# Introduction post



## toyah (Oct 6, 2008)

I recognise a fair number of the names here, and I assume there's a fair few people who know who I am. Thanks for the invite to the forum back in 2008, sorry it's taken me so long to post 

After a bit of a break from the showing and breeding world I am looking to get back into fancy rats and start properly showing and breeding mice.

Aside from rats and mice, I also keep/breed/show (delete as appropriate) Somali cats, snakes, crested geckos, and multimammate mice. I have previously kept a few other things too.


----------



## SarahC (Oct 3, 2008)

:welcome


----------



## Maplewood Stud (Jan 2, 2009)

thank u for doin ur intro post, welcome to the forum x


----------



## Cait (Oct 3, 2008)

Hi Toyah,

Have you still got any mice?
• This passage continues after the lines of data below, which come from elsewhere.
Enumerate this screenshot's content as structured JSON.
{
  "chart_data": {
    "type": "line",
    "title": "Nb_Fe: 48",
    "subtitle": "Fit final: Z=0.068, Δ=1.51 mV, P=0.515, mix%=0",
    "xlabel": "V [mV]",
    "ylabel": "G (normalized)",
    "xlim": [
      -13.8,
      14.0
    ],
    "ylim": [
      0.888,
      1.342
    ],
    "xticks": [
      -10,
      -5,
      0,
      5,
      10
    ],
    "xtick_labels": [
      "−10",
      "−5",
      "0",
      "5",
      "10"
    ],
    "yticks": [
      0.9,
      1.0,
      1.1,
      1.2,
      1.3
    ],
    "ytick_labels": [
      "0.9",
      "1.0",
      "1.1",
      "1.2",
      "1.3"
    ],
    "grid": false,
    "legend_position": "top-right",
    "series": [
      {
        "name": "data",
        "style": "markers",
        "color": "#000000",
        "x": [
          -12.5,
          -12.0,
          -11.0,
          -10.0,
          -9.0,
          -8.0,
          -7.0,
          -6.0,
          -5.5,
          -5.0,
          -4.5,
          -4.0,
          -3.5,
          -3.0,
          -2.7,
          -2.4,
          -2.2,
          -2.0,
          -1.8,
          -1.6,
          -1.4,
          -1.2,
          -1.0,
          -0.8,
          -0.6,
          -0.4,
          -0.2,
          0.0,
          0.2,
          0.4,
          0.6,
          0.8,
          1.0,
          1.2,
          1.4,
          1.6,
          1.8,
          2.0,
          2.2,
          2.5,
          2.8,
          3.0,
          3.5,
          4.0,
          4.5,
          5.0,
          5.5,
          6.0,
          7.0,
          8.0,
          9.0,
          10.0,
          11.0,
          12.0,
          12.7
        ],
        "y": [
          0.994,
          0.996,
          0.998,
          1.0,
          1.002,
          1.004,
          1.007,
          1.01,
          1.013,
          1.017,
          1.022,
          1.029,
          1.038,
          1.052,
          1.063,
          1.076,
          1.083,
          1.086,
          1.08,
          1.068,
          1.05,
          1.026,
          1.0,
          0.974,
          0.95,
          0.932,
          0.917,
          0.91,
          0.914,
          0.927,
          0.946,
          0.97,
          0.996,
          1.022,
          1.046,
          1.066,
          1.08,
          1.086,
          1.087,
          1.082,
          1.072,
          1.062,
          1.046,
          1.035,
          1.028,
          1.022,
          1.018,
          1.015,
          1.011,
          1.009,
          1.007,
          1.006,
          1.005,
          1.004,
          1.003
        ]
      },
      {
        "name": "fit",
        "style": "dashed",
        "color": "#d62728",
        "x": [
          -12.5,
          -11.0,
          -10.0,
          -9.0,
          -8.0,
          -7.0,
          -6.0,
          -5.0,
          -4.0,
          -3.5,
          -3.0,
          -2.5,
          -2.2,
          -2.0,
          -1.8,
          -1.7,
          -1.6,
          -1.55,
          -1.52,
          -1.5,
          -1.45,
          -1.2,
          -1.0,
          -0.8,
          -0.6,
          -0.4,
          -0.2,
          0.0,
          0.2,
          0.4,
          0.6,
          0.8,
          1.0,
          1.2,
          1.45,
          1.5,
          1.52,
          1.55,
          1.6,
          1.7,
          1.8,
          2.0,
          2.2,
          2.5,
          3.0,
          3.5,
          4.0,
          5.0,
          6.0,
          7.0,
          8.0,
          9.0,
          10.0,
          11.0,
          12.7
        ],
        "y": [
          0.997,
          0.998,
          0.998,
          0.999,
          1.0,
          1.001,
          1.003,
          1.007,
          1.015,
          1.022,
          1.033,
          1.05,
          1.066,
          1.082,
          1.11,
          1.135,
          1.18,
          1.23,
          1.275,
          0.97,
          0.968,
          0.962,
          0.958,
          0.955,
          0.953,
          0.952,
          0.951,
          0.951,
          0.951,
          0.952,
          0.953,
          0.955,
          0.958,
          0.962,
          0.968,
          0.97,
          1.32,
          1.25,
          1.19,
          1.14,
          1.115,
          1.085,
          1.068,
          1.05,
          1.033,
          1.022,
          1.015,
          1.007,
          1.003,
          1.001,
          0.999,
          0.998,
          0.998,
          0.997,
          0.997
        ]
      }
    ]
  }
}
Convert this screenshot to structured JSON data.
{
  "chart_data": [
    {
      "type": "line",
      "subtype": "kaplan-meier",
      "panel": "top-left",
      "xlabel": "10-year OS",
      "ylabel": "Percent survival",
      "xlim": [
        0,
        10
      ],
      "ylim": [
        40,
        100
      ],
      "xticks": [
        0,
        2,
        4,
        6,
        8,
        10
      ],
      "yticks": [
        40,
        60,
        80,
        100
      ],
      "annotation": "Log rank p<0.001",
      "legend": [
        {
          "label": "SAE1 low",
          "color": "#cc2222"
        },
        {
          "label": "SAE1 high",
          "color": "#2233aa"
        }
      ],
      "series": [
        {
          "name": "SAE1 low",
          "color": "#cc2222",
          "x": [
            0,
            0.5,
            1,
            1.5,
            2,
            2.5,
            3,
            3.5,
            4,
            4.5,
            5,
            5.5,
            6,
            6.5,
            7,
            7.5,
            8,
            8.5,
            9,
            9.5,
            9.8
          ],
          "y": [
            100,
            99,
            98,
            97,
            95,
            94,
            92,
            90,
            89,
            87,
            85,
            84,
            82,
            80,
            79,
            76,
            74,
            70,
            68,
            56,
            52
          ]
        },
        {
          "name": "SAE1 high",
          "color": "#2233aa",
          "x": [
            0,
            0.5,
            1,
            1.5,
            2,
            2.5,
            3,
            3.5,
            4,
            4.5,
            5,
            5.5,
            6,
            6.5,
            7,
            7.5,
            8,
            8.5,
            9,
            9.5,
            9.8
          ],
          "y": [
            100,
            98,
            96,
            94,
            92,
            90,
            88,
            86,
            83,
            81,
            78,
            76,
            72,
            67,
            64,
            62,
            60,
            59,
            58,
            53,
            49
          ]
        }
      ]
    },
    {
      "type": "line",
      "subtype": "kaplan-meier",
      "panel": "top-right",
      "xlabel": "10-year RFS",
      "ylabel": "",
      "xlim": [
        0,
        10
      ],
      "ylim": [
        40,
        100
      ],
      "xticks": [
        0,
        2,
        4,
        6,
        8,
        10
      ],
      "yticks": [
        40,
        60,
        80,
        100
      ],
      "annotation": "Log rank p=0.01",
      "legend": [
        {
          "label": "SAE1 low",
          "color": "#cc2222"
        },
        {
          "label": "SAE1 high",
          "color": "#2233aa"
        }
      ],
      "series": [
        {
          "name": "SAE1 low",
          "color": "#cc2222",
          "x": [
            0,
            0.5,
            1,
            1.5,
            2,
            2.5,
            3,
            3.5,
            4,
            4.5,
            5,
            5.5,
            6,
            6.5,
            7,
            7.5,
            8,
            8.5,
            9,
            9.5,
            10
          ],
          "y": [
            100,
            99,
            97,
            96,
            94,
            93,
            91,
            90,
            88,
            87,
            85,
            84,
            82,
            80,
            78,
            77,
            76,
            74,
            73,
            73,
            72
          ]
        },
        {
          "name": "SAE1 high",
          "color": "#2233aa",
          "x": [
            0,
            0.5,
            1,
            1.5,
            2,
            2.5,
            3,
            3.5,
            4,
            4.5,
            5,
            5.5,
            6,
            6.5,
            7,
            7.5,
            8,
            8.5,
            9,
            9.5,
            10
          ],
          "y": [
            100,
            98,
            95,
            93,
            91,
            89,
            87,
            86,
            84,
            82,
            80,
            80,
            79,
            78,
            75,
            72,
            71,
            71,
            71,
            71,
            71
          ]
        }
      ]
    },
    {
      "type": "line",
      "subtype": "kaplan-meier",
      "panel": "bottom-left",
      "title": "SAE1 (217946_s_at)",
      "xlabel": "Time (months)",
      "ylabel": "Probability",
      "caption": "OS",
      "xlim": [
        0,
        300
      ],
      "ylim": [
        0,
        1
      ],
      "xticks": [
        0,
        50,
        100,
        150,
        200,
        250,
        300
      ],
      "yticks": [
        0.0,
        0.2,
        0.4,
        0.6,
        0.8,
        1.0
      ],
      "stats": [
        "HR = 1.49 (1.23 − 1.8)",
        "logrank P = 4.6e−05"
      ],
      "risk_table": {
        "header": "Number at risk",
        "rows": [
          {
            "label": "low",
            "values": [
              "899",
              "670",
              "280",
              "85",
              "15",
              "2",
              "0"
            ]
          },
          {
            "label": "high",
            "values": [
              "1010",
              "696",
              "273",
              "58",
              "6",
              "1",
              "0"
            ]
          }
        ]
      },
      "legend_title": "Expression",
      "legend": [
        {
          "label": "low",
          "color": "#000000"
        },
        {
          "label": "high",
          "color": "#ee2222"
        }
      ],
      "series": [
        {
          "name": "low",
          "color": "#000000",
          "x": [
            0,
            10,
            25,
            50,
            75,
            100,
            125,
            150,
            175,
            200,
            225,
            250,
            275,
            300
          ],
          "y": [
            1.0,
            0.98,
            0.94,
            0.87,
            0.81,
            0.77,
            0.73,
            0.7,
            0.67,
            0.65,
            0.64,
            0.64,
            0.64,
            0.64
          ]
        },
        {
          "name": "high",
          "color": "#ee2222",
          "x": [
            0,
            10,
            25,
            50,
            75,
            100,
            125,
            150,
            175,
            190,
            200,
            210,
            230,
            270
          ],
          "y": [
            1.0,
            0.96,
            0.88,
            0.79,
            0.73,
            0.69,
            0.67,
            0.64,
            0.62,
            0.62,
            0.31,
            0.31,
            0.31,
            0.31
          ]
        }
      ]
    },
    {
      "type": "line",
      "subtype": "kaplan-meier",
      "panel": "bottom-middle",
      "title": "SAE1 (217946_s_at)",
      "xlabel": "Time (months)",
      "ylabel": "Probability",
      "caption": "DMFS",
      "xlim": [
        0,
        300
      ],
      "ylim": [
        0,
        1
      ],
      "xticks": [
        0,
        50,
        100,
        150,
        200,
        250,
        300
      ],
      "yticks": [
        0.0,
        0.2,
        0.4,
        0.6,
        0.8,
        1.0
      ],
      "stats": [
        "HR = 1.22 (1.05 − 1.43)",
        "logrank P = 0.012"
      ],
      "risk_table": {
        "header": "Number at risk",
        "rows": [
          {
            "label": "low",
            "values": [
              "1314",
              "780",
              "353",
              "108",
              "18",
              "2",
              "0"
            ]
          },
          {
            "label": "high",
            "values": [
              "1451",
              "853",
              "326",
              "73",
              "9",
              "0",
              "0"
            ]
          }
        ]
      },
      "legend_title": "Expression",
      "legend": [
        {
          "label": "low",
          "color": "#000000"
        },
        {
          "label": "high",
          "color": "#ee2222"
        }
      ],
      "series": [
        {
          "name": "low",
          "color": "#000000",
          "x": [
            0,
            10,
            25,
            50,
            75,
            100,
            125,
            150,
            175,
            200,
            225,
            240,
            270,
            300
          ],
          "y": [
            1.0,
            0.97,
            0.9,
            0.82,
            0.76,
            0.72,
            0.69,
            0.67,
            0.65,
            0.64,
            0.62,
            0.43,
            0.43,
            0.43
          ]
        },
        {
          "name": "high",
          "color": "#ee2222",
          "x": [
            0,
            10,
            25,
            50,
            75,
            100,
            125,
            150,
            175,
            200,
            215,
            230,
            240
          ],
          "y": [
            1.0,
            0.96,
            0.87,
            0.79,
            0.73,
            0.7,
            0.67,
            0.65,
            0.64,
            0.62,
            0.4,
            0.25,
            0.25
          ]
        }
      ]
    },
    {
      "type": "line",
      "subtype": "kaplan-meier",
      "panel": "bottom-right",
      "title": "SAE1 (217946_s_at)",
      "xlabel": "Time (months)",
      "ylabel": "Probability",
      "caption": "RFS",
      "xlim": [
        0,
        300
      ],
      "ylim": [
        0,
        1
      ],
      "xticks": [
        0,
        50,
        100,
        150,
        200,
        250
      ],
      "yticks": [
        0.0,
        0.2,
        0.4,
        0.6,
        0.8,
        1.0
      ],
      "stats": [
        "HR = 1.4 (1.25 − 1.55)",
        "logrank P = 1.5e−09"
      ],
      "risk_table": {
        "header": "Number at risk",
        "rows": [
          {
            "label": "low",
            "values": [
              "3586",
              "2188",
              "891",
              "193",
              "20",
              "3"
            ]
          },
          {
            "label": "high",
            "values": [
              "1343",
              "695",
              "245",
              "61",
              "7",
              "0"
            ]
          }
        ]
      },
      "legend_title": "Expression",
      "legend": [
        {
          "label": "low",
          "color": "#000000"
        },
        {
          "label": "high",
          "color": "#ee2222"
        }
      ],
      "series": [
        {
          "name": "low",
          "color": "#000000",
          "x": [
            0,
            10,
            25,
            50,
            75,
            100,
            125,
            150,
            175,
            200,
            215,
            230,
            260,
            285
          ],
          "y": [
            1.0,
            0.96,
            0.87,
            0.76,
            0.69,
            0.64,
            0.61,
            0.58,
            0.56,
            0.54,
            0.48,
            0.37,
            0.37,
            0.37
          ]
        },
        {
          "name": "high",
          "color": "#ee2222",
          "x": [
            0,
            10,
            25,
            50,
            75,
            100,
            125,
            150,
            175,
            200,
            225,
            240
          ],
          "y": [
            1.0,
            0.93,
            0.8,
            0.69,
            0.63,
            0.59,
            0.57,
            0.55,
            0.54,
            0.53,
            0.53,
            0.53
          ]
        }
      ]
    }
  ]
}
You've had a few from me before


----------



## toyah (Oct 6, 2008)

I have half a dozen or so, but I had to stop breeding for a while due to real life so not got any of your gang left unfortunately. It's a shame, the creams were really nice and the bandeds I'd created from crossing them into my semi-pet bandeds were getting bloody good!


----------



## julieszoo (May 27, 2009)

toyah! Great to see you here  Are you going to take up burmese rats again?


----------



## Rowangate (Jul 28, 2009)

Hi Toyah
Good to see you here. Hope you are keeping well. I haven't seen you since we judged in Finland together


----------